かつてのガズーレーシングで富士24時間に出場した時の顛末が滑稽である。
我々ガズーレーシングは2台の86を投入した。ドライバーも、錚々たるメンバーを組み合わせた。影山正彦、石浦宏明、大嶋和也、佐藤久実、井口卓人、松井孝允、蒲生尚弥、そしてぼく。さらにひとり、86ワンメイクレース「ビギナークラス」のシリーズチャンピオンドライバーを、シリーズ制覇のスカラシップで起用したのである。
ここで驚くことが発生した。予選は全てのドライバーがアタック。トップタイムを記録したのはそのスカラシップドライバーなのである。
言い訳はない。全日本F3シャンピオンもスーパーGT500チャンピオンも、ニュルブルクリンク優勝ドライバーも、スーパーフォーミュラーでP・ガスリーを破ったチャンピオンも…。全員が86スペシャリストに負けたのである。
ピットでモニターを眺めていた僕らは、無言になって見つめ合った。ワンメイクスペシャリストは存在するのである。

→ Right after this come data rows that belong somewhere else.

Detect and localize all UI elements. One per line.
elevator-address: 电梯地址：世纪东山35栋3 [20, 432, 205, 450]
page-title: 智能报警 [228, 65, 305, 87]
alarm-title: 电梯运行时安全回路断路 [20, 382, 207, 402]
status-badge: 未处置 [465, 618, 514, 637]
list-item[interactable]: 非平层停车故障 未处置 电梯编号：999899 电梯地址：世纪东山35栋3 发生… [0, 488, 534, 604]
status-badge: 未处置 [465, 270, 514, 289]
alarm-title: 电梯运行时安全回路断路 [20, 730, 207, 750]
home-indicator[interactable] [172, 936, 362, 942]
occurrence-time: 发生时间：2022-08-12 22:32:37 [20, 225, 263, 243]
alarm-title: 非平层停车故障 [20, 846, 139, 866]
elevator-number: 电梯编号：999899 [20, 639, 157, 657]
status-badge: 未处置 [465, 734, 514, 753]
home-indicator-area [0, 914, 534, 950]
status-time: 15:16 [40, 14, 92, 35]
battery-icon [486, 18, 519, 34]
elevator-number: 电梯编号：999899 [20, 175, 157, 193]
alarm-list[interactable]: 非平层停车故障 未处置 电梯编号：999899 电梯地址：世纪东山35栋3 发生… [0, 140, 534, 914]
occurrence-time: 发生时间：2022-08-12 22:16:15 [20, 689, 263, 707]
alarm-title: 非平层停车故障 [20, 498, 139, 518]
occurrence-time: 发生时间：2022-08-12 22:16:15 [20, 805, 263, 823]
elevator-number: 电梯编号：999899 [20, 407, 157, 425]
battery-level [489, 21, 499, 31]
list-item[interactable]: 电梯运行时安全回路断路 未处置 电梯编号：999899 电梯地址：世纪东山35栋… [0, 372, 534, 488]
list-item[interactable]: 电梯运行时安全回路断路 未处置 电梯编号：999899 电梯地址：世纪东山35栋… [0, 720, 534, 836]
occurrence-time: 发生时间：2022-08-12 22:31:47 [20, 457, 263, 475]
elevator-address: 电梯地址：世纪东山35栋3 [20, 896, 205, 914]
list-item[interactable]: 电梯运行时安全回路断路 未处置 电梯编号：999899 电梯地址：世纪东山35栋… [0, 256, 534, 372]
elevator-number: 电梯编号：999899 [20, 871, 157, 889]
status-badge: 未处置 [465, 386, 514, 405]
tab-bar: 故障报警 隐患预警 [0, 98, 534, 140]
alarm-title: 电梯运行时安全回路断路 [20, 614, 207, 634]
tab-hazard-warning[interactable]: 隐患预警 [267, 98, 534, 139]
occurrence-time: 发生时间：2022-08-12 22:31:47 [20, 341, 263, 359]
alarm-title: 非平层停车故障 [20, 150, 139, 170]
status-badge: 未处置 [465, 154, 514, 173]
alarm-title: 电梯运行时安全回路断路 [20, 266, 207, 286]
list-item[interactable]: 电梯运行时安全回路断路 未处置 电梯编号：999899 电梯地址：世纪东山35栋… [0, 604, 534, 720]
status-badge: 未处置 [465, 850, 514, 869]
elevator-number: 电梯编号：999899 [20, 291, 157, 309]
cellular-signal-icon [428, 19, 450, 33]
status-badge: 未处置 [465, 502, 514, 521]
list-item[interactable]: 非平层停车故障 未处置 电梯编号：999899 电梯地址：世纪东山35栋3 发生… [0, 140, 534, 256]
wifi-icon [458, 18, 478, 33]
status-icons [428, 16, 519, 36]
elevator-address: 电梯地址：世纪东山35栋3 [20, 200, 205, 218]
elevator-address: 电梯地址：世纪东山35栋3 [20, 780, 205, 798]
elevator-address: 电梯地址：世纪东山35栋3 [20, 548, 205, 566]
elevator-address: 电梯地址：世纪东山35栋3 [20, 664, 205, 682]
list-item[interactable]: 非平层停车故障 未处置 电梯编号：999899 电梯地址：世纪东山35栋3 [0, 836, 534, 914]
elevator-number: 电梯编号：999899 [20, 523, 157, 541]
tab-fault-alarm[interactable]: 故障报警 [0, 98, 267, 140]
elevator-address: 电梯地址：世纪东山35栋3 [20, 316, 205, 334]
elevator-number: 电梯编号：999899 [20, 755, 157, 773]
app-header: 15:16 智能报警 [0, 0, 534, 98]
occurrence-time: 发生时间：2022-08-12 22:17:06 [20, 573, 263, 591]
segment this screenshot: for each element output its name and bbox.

ヴィッツレースを観戦していた驚かされたことがある。ツインリンクもてぎ(当時)で開催されていたワンメイクレース。
トップを走るドライバーは、1コーナーの侵入でアウト側の縁石にタイヤをのせて、ヒョイっとマシンの向きを変えていた。
ビックパワーに上位カテゴリーになればそこはすでに、ハードブレーキング中であり、縁石にタイヤをのせれば姿勢は不安定になる。だがヴィッツではまだ全開加速中であり、コース幅を広く使うには得策なのだ。ローパワーマシンを極めていたのだ。

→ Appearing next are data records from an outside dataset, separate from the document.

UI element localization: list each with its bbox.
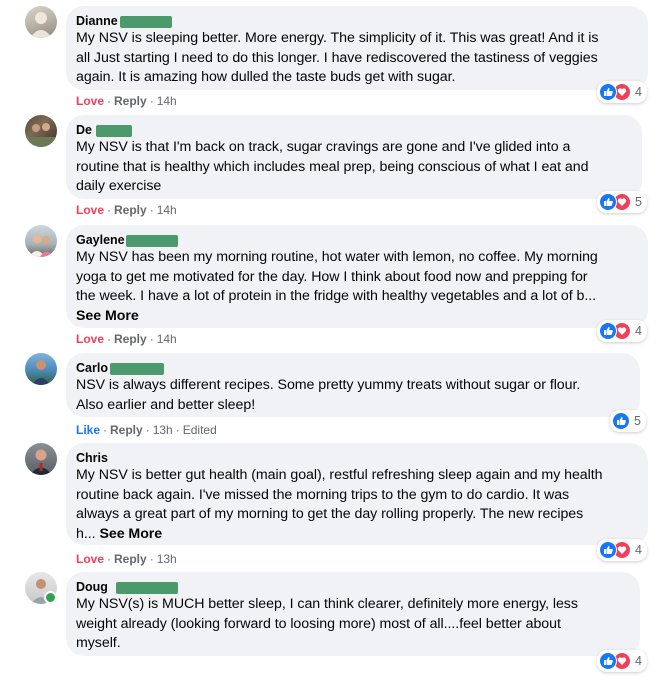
reaction-summary[interactable]: 4 — [597, 650, 647, 672]
comment-bubble: Doug My NSV(s) is MUCH better sleep, I c… — [66, 572, 640, 656]
comment-bubble: Dianne My NSV is sleeping better. More e… — [66, 6, 648, 90]
love-button[interactable]: Love — [76, 94, 104, 108]
comment-actions: Love · Reply · 13h — [76, 552, 177, 566]
comment-author[interactable]: Dianne — [76, 14, 118, 28]
thumbs-up-icon — [612, 412, 630, 430]
thumbs-up-icon — [599, 652, 617, 670]
name-redaction — [120, 16, 172, 28]
person-photo-icon — [30, 12, 52, 38]
online-status-dot — [44, 591, 57, 604]
person-photo-icon — [30, 449, 52, 475]
comment-text: My NSV(s) is MUCH better sleep, I can th… — [76, 596, 578, 651]
comment-author[interactable]: Carlo — [76, 361, 108, 375]
name-redaction — [96, 125, 132, 137]
avatar[interactable] — [25, 225, 57, 257]
comment-text: NSV is always different recipes. Some pr… — [76, 377, 581, 413]
timestamp[interactable]: 14h — [157, 332, 177, 346]
love-button[interactable]: Love — [76, 203, 104, 217]
reply-button[interactable]: Reply — [114, 552, 147, 566]
reaction-count: 4 — [635, 85, 642, 99]
avatar[interactable] — [25, 115, 57, 147]
name-redaction — [116, 582, 178, 594]
thumbs-up-icon — [599, 541, 617, 559]
see-more-link[interactable]: See More — [76, 308, 139, 324]
reply-button[interactable]: Reply — [110, 423, 143, 437]
comment-body: My NSV has been my morning routine, hot … — [76, 249, 598, 304]
comment-text: My NSV is sleeping better. More energy. … — [76, 30, 599, 85]
reaction-summary[interactable]: 4 — [597, 81, 647, 103]
comment-text: My NSV is better gut health (main goal),… — [76, 466, 638, 544]
thumbs-up-icon — [599, 322, 617, 340]
edited-label[interactable]: Edited — [183, 423, 217, 437]
avatar[interactable] — [25, 6, 57, 38]
timestamp[interactable]: 13h — [153, 423, 173, 437]
reaction-count: 4 — [635, 543, 642, 557]
reply-button[interactable]: Reply — [114, 94, 147, 108]
reaction-summary[interactable]: 4 — [597, 539, 647, 561]
comment-bubble: Carlo NSV is always different recipes. S… — [66, 353, 640, 417]
reaction-count: 4 — [635, 654, 642, 668]
comment-actions: Love · Reply · 14h — [76, 203, 177, 217]
reply-button[interactable]: Reply — [114, 203, 147, 217]
timestamp[interactable]: 14h — [157, 203, 177, 217]
person-photo-icon — [25, 123, 57, 147]
comment-author[interactable]: Chris — [76, 451, 108, 465]
comment-bubble: Chris My NSV is better gut health (main … — [66, 443, 648, 545]
comment-author[interactable]: De — [76, 123, 92, 137]
reaction-count: 5 — [634, 414, 641, 428]
comment-author[interactable]: Gaylene — [76, 233, 125, 247]
name-redaction — [110, 363, 164, 375]
avatar[interactable] — [25, 572, 57, 604]
comment-actions: Love · Reply · 14h — [76, 332, 177, 346]
timestamp[interactable]: 13h — [157, 552, 177, 566]
comment-text: My NSV has been my morning routine, hot … — [76, 248, 638, 326]
see-more-link[interactable]: See More — [99, 526, 162, 542]
comment-actions: Like · Reply · 13h · Edited — [76, 423, 217, 437]
avatar[interactable] — [25, 443, 57, 475]
comment-bubble: Gaylene My NSV has been my morning routi… — [66, 225, 648, 328]
avatar[interactable] — [25, 353, 57, 385]
like-button[interactable]: Like — [76, 423, 100, 437]
comment-bubble: De My NSV is that I'm back on track, sug… — [66, 115, 642, 199]
comment-text: My NSV is that I'm back on track, sugar … — [76, 139, 589, 194]
comment-author[interactable]: Doug — [76, 580, 108, 594]
reaction-summary[interactable]: 4 — [597, 320, 647, 342]
timestamp[interactable]: 14h — [157, 94, 177, 108]
love-button[interactable]: Love — [76, 332, 104, 346]
reaction-summary[interactable]: 5 — [610, 410, 646, 432]
thumbs-up-icon — [599, 83, 617, 101]
name-redaction — [126, 235, 178, 247]
love-button[interactable]: Love — [76, 552, 104, 566]
reaction-count: 5 — [635, 195, 642, 209]
reply-button[interactable]: Reply — [114, 332, 147, 346]
reaction-summary[interactable]: 5 — [597, 191, 647, 213]
reaction-count: 4 — [635, 324, 642, 338]
thumbs-up-icon — [599, 193, 617, 211]
person-photo-icon — [32, 360, 50, 385]
person-photo-icon — [29, 234, 54, 257]
comment-actions: Love · Reply · 14h — [76, 94, 177, 108]
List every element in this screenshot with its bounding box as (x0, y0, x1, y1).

筑波サーキットのFJ1600を観戦していて驚かされたことがある。ヘアピン立ち上がりのエンジン音が不自然なのだ。クラッチが滑っているような、エンジン音の抑揚がある。
聞けばコーナー立ち上がりで半クラッチを使っているという。エンジン回転が下がりすぎるために、半クラッチによってエンジン回転を高める。パワーバンドにはめることで加速を有利にするというのだ。

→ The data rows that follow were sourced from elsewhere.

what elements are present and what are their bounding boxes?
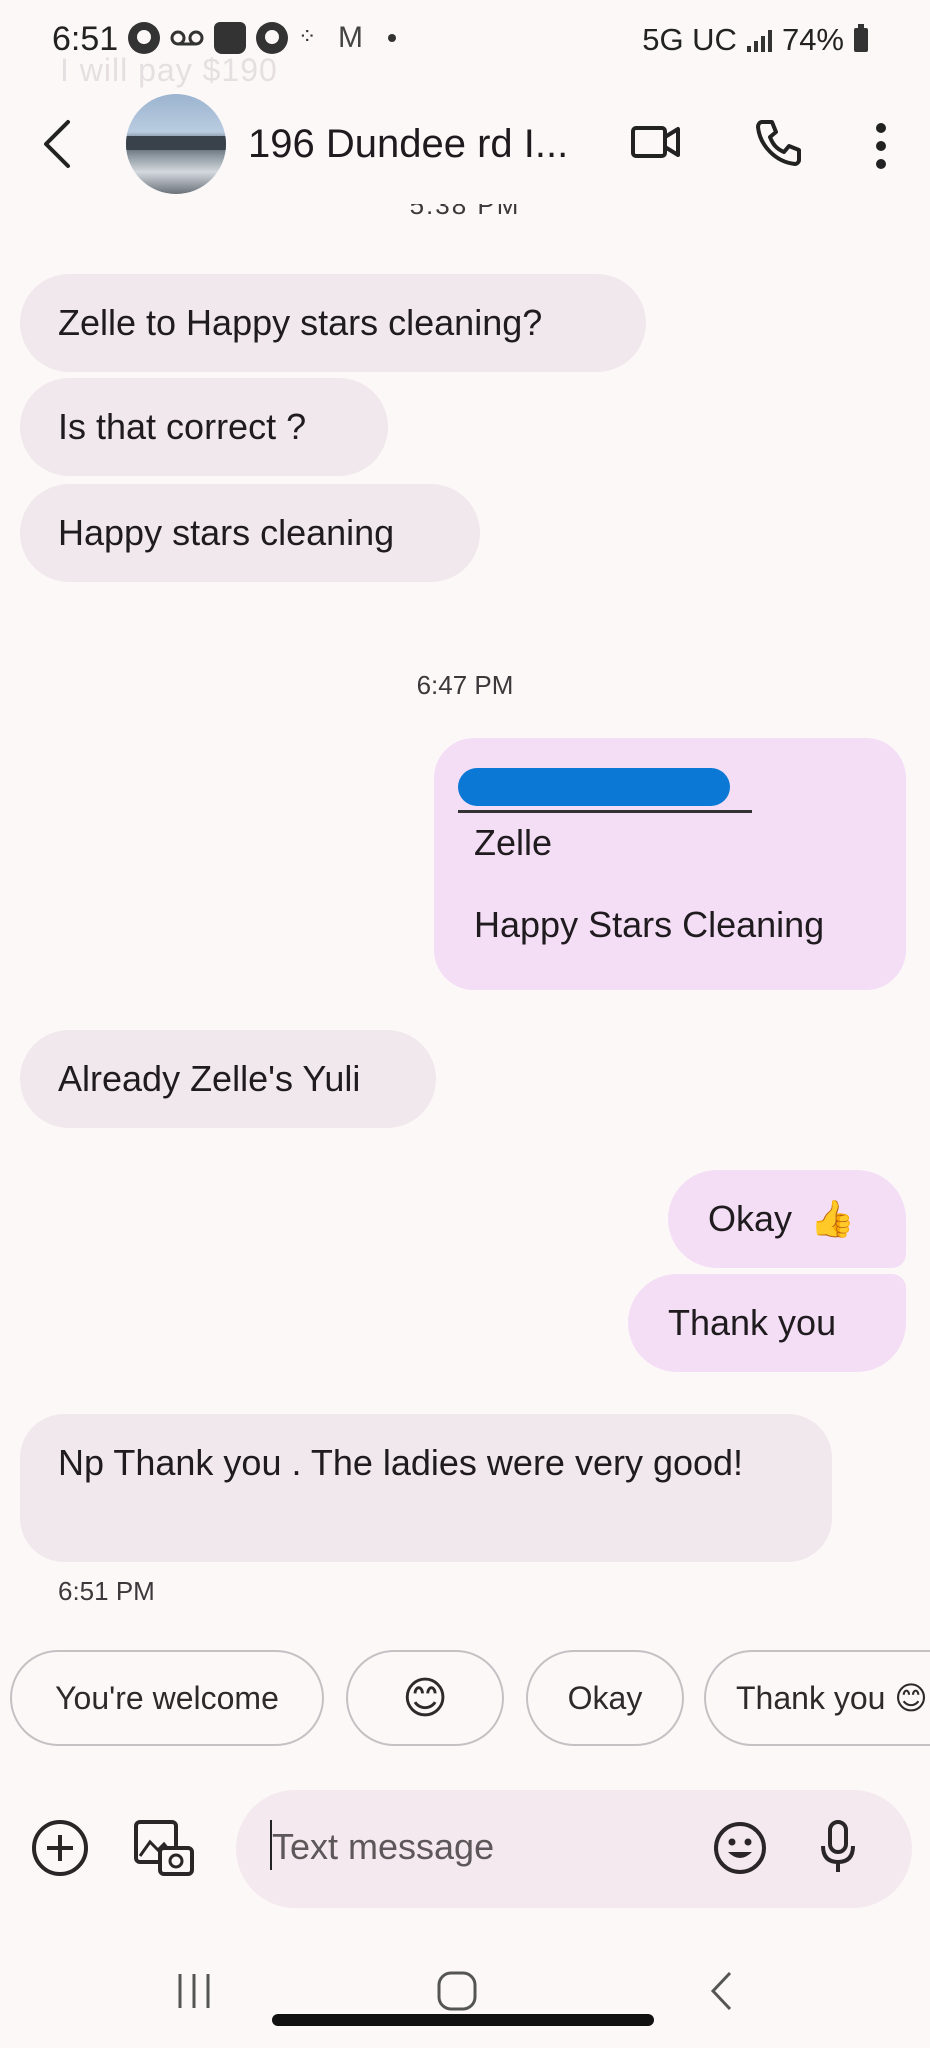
notification-icons: ⁘ M xyxy=(128,22,396,54)
redaction-bar xyxy=(458,768,730,806)
timestamp: 6:51 PM xyxy=(58,1576,155,1606)
message-text: Happy stars cleaning xyxy=(58,512,395,553)
chip-label: You're welcome xyxy=(55,1679,279,1716)
network-type: 5G UC xyxy=(642,22,737,57)
chip-label: 😊 xyxy=(402,1673,448,1723)
notification-bell-icon xyxy=(256,22,288,54)
contact-avatar[interactable] xyxy=(126,94,226,194)
outgoing-message[interactable]: Thank you xyxy=(628,1274,906,1372)
chip-label: Okay xyxy=(567,1679,643,1716)
message-compose-field[interactable]: Text message xyxy=(236,1790,912,1908)
message-text: Thank you xyxy=(668,1302,837,1343)
emoji-icon[interactable] xyxy=(712,1820,768,1881)
message-text: Okay xyxy=(708,1198,793,1239)
timestamp-truncated: 5:38 PM xyxy=(409,204,521,220)
signal-icon xyxy=(746,28,772,52)
message-text: Zelle to Happy stars cleaning? xyxy=(58,302,543,343)
add-attachment-icon[interactable] xyxy=(30,1818,90,1883)
outgoing-message[interactable]: Okay 👍 xyxy=(668,1170,906,1268)
redacted-underline xyxy=(458,810,752,813)
conversation-header: 196 Dundee rd I... xyxy=(0,84,930,204)
suggestion-chip[interactable]: Okay xyxy=(526,1650,684,1746)
chip-label: Thank you 😊 xyxy=(736,1680,928,1716)
app-dots-icon: ⁘ xyxy=(298,24,317,49)
thumbs-up-emoji: 👍 xyxy=(810,1198,855,1239)
outgoing-message[interactable]: Zelle Happy Stars Cleaning xyxy=(434,738,906,990)
compose-placeholder: Text message xyxy=(272,1826,495,1867)
incoming-message[interactable]: Happy stars cleaning xyxy=(20,484,480,582)
message-text-line2: Happy Stars Cleaning xyxy=(474,904,825,945)
phone-icon[interactable] xyxy=(752,116,804,173)
avatar-photo-detail xyxy=(126,136,226,150)
timestamp: 6:47 PM xyxy=(416,670,514,700)
system-indicators: 5G UC 74% xyxy=(642,22,868,58)
gesture-home-bar[interactable] xyxy=(272,2014,654,2026)
nav-back-icon[interactable] xyxy=(708,1970,736,2017)
microphone-icon[interactable] xyxy=(818,1818,858,1883)
contact-name[interactable]: 196 Dundee rd I... xyxy=(248,122,568,167)
voicemail-icon xyxy=(170,28,204,48)
incoming-message[interactable]: Already Zelle's Yuli xyxy=(20,1030,436,1128)
message-text-line1: Zelle xyxy=(474,822,553,863)
recent-apps-icon[interactable] xyxy=(174,1972,214,2015)
incoming-message[interactable]: Np Thank you . The ladies were very good… xyxy=(20,1414,832,1562)
battery-percent: 74% xyxy=(781,22,844,57)
shopping-bag-icon xyxy=(214,22,246,54)
suggestion-chip[interactable]: Thank you 😊 xyxy=(704,1650,930,1746)
gmail-icon: M xyxy=(338,21,363,54)
incoming-message[interactable]: Zelle to Happy stars cleaning? xyxy=(20,274,646,372)
more-notifications-dot xyxy=(388,34,396,42)
home-icon[interactable] xyxy=(436,1970,478,2017)
gallery-camera-icon[interactable] xyxy=(132,1818,196,1885)
more-vert-icon[interactable] xyxy=(872,122,890,175)
video-call-icon[interactable] xyxy=(630,116,684,173)
message-text: Np Thank you . The ladies were very good… xyxy=(58,1442,744,1483)
suggestion-chip-emoji[interactable]: 😊 xyxy=(346,1650,504,1746)
battery-icon xyxy=(854,24,868,52)
system-navigation-bar xyxy=(0,1940,930,2048)
suggestion-chip[interactable]: You're welcome xyxy=(10,1650,324,1746)
message-text: Is that correct ? xyxy=(58,406,307,447)
notification-bell-icon xyxy=(128,22,160,54)
message-text: Already Zelle's Yuli xyxy=(58,1058,361,1099)
back-arrow-icon[interactable] xyxy=(38,118,78,170)
incoming-message[interactable]: Is that correct ? xyxy=(20,378,388,476)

そんな特殊な操作は、いくらプロドライバーが乗ったとしても初見で気がつくことではない。まさにワンメイクスペシャリストならではの特殊技である。

僕がデビューした時に先輩が教えてくれた教訓。
「勝ってからステップアップするなんて考えない方がいいよ。イケると思ったらさっさと上にあがりなさい」
あの言葉は今も耳について離れない。
ワンメイクスペシャリストはもはや芸である。

キノシタの近況

NLSニュルブルクリンク4時間耐久の第2戦と第3戦のために、かれこれ一ヶ月ほどニュル村(ドイツ)に滞在している。
コンテンポラリーでの参戦ではどこか観光客扱いされてしまうのだが、そろそろなじみ始めている。
我々TOYOTIRES GRスープラGT4は3位と6位というまずまずの成績なのだが、これから上昇気流になれそうな気配が漂う。
次戦は24時間です。応援よろしくお願いします。